Courtesy

I'm sure this post will surprise no one that actually knows me. I'm southern born, Dallas to be exact (for you slackers who haven't read my whole, beautiful blog), and I was raised a certain way.

For instance, I hand write thank you notes for everything anyone has every done for me in the whole wide world at any time. Everyone should have a thank you note in my handwriting by now. 

I remember birthdays and anniversaries, the day you got your tonsils removed, and that dog that died when you were a teenager? That too. And, I write you to let you know that I remember. Not to browbeat with my fabulous memory OR manners, but because it was drilled into my head that this is What You Do.

I've been told I'm a very polite person. Yes, because I didn't want to get beaten (just kidding!). I actually revel in my politeness. I say 'thank you' for every goddamned thing anyone ever does for me, not once, but most likely a hundred times. Waitresses wonder if it's a tic. 'Thank you for the extra napkins. Oh, did I thank you for those napkins? Oh, by the way, thank you for those napkins in case you didn't hear me before.' Yeah, that tic.

So, having grown up with these severe southern sensibilities, I admit that my expectations of people are probably quite a bit higher than is normal in this age of go, go, go, email, text, Twitter, Facebook (good god, Facebook) and whatever other social network that's comes alive and saturates your brain with the push of a button on your iPad/iPhone/Android/PC/laptop.

I love politeness. Love it, remember it, make note of it, mention it, frame it and hang it in my head to remember how amazing the person who has propagated this lovely THING that I hold so close to my fluttering heart is. Oh my (can you hear Scarlett O'Hara AT ALL?).

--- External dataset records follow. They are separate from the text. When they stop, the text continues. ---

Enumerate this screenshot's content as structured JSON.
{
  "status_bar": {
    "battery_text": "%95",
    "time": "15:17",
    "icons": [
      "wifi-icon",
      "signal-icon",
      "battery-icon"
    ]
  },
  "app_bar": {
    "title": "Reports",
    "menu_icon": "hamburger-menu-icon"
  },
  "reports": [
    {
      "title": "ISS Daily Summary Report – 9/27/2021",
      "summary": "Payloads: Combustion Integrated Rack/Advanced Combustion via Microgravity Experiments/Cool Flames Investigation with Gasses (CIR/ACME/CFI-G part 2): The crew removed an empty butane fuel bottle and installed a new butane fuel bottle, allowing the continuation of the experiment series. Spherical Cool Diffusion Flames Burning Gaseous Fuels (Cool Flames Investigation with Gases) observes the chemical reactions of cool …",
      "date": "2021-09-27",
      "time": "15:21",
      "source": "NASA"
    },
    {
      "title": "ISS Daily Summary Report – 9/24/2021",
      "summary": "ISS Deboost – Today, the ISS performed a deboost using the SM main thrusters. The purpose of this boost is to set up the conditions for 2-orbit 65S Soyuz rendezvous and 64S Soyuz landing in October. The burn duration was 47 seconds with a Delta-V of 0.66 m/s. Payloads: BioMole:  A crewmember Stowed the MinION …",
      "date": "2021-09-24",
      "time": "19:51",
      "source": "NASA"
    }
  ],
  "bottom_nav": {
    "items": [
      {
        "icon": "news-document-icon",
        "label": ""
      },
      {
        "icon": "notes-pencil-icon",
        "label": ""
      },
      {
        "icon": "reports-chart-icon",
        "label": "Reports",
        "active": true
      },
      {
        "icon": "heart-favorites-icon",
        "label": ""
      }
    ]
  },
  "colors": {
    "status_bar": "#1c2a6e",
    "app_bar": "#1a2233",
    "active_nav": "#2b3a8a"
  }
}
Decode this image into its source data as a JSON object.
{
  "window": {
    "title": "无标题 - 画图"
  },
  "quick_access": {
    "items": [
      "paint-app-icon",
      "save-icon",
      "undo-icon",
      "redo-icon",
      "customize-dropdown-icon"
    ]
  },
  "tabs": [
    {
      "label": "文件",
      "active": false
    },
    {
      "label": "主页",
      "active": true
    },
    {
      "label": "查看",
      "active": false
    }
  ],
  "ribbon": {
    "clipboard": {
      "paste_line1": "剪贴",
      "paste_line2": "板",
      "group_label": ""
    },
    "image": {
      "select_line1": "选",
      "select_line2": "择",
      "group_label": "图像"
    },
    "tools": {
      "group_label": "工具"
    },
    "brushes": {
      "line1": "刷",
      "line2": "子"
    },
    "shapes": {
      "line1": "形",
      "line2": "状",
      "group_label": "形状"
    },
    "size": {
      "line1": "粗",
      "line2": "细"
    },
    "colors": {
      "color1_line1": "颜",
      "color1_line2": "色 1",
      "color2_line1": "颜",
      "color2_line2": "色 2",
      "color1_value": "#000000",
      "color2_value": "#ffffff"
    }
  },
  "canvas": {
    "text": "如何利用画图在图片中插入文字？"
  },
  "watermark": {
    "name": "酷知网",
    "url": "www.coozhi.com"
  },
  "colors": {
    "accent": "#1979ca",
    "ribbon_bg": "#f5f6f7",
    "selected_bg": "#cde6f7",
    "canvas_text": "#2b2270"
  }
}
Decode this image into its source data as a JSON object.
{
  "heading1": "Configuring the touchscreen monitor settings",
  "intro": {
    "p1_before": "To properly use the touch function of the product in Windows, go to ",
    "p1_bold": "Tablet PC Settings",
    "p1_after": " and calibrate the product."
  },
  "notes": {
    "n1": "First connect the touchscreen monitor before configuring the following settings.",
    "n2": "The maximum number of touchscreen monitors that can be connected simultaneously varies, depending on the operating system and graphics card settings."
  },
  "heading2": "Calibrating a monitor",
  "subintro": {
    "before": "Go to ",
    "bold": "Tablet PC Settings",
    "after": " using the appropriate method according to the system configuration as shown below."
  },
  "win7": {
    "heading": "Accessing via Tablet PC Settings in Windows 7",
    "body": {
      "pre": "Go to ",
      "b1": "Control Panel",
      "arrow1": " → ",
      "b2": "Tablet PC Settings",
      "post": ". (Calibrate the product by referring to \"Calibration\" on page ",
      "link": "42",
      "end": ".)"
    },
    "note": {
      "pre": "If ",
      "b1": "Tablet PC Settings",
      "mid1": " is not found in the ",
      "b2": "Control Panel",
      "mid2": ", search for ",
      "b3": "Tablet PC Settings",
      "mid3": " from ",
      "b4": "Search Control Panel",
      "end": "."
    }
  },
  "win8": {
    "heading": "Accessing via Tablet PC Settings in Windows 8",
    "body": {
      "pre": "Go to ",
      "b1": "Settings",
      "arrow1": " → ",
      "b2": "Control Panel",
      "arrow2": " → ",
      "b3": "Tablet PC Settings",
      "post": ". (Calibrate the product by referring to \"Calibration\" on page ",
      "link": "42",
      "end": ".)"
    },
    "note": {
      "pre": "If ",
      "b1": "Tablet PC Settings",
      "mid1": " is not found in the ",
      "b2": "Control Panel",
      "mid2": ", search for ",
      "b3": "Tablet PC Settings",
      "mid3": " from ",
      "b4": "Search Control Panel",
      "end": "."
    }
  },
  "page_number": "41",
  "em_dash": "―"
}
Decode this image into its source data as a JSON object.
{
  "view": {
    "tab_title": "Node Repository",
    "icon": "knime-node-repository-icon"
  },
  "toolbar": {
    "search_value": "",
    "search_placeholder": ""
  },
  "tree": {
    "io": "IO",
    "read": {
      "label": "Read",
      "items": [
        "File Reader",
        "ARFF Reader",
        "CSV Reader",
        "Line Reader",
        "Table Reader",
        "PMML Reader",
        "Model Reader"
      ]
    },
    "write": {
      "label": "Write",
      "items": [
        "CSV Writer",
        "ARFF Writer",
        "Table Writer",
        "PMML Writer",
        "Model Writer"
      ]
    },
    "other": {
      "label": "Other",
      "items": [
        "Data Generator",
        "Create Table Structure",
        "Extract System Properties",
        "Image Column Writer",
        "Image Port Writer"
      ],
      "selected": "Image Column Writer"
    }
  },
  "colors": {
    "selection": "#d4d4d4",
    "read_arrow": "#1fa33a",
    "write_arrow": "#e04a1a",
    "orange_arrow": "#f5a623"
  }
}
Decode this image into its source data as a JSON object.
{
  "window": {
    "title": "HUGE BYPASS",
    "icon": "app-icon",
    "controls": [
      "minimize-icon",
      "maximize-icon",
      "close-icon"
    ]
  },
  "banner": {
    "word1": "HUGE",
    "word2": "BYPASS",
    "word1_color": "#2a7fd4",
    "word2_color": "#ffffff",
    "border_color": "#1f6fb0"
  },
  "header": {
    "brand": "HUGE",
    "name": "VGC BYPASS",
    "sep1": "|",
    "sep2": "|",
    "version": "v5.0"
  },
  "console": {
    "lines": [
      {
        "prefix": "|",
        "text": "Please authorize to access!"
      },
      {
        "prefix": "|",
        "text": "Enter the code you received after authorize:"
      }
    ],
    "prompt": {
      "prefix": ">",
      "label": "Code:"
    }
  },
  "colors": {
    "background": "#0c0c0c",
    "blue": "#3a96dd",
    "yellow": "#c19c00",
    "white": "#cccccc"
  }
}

Having said all of that, I say this: politeness is a fading art. It is disappointing that people are losing respect for one another and, in doing so, the small ways that tell people, 'you are important' or 'I appreciate you' is going away. And that's really sad. 

I just ask that you extend to me the same courtesy I extend to you. If I've responded to you, write me back. If you call and I return that call, call again. If you like something I've done or said or written, tell me about it. I can assure you that I will make my whole family proud and return the favor.